Debenhams has abandoned TV advertising this Christmas, but will launch a series of 11 print ads tomorrow. One of the ads features models wearing ballgowns and dinner suits in a ballroom setting.
Next’s TV campaign borrows from its autumn ad theme and is a key part of the huge marketing push it launched in September. It features models switching party clothes as they head off for a night out in Edinburgh. The soundtrack is provided by Louis Armstrong’s Cool Yule.
Meanwhile, River Island has overhauled its print ads in time for Christmas, with new imagery featuring glamorous party images.
Littlewoods said it had extended its Trinny and Susannah Christmas TV ad to run until the end of December. It features the duo stealing Santa’s sleigh and attempting to escape with his presents, as well as giving him style advice.
Retailers traditionally keep their Christmas campaign details under lock and key, but even Marks & Spencer executive director for marketing Steven Sharp gave Drapers a taster of what would appear on screens this Christmas. He confirmed the ad would feature Hollywood star Antonio Banderas and said: “We are aiming to be as eye-catching and glamorous as the Shirley Bassey campaign last year.”
M&S is due to preview its ad campaign when it reveals its half-year results on November 6.

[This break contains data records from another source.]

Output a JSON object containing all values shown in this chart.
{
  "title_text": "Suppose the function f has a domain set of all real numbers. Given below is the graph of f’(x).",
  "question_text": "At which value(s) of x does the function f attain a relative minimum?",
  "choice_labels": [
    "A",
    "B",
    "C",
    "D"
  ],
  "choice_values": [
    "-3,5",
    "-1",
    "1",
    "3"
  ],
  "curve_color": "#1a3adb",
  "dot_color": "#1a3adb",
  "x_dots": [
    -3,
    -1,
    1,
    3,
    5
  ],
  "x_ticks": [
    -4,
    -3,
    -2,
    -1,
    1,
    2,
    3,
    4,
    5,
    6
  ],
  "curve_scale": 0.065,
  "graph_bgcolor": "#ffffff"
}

Multiples told Drapers it was essential that the Christmas ad campaigns tempted shoppers back to the high street to buy partywear and early gifts if the autumn season was to be saved.

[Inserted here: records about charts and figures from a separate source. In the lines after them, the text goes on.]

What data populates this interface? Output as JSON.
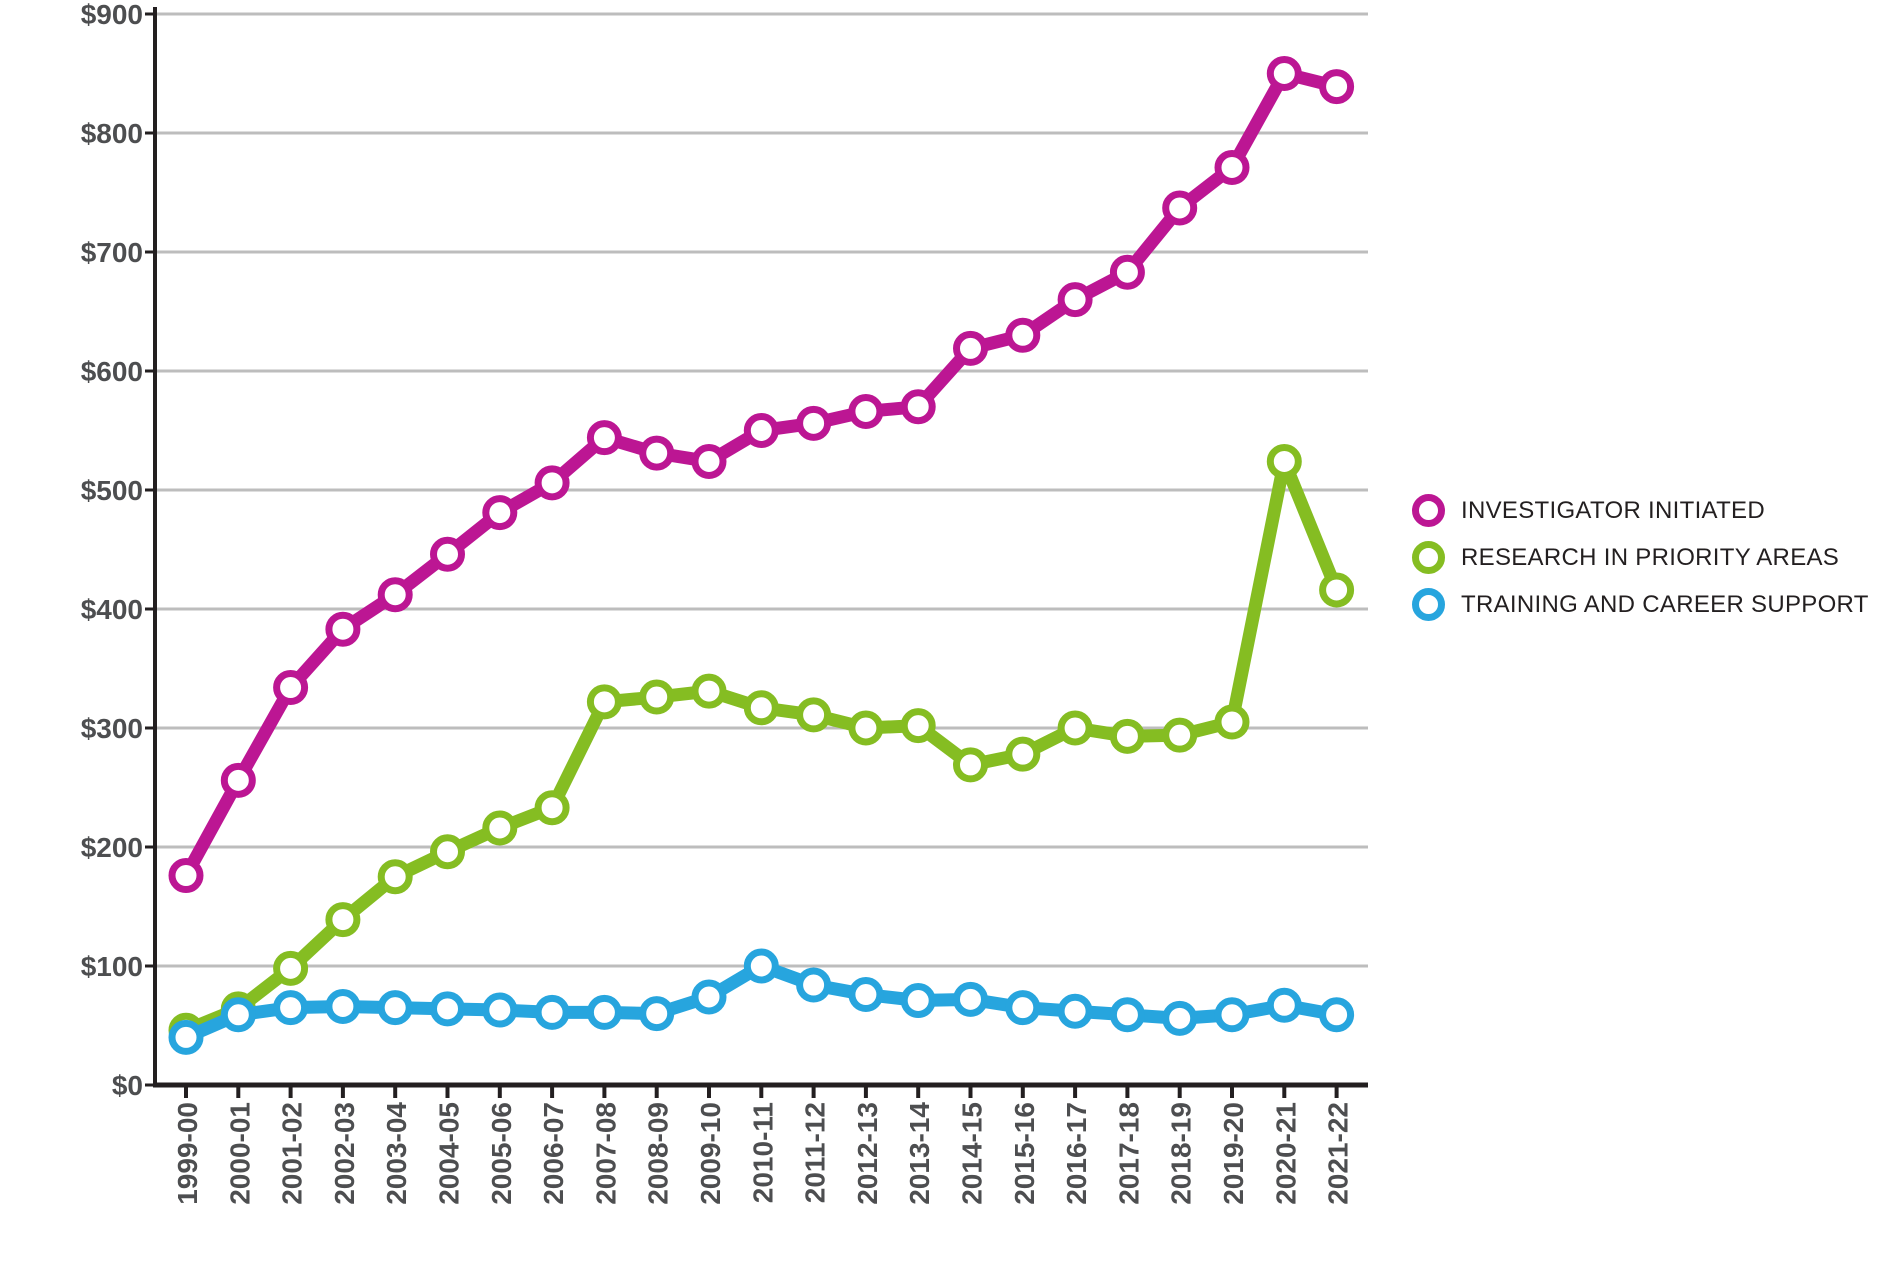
{
  "chart_data": {
    "type": "line",
    "title": "",
    "xlabel": "",
    "ylabel": "",
    "x_categories": [
      "1999-00",
      "2000-01",
      "2001-02",
      "2002-03",
      "2003-04",
      "2004-05",
      "2005-06",
      "2006-07",
      "2007-08",
      "2008-09",
      "2009-10",
      "2010-11",
      "2011-12",
      "2012-13",
      "2013-14",
      "2014-15",
      "2015-16",
      "2016-17",
      "2017-18",
      "2018-19",
      "2019-20",
      "2020-21",
      "2021-22"
    ],
    "series": [
      {
        "name": "INVESTIGATOR INITIATED",
        "color": "#BC1693",
        "values": [
          176,
          256,
          334,
          383,
          412,
          446,
          481,
          506,
          544,
          531,
          524,
          550,
          556,
          566,
          570,
          619,
          630,
          660,
          683,
          737,
          771,
          850,
          839
        ]
      },
      {
        "name": "RESEARCH IN PRIORITY AREAS",
        "color": "#85BD22",
        "values": [
          46,
          64,
          98,
          139,
          175,
          196,
          216,
          233,
          322,
          326,
          331,
          317,
          311,
          300,
          302,
          269,
          278,
          300,
          293,
          294,
          305,
          524,
          416
        ]
      },
      {
        "name": "TRAINING AND CAREER SUPPORT",
        "color": "#27A5DE",
        "values": [
          40,
          59,
          65,
          66,
          65,
          64,
          63,
          61,
          61,
          60,
          74,
          100,
          84,
          76,
          71,
          72,
          65,
          62,
          59,
          56,
          59,
          67,
          59
        ]
      }
    ],
    "ylim": [
      0,
      900
    ],
    "y_ticks": [
      {
        "value": 0,
        "label": "$0"
      },
      {
        "value": 100,
        "label": "$100"
      },
      {
        "value": 200,
        "label": "$200"
      },
      {
        "value": 300,
        "label": "$300"
      },
      {
        "value": 400,
        "label": "$400"
      },
      {
        "value": 500,
        "label": "$500"
      },
      {
        "value": 600,
        "label": "$600"
      },
      {
        "value": 700,
        "label": "$700"
      },
      {
        "value": 800,
        "label": "$800"
      },
      {
        "value": 900,
        "label": "$900"
      }
    ],
    "grid": true,
    "legend_position": "right",
    "grid_color": "#BDBDBD",
    "axis_color": "#231F20",
    "tick_label_color": "#4D4E50"
  }
}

Footfall fell 2.4% during October against the previous year, which has added to retailers’ woes. High-ticket coats and boots have also been slow to shift because of mild temperatures.
One young fashion boss said he was concerned about Christmas because autumn sales had been hampered by a lack of clear trends, coupled with mild weather. He said: “I’m not expecting any great sparks this Christmas. The usual suspects will be cutting and running and going on Sale early, but there will be some more party business to be had because of the glamorous looks.
“There is quite a strong smart trend in store at the moment, but this is far removed from shoppers’ normal wardrobes and they are confused by it – they have been wearing casual for years now.”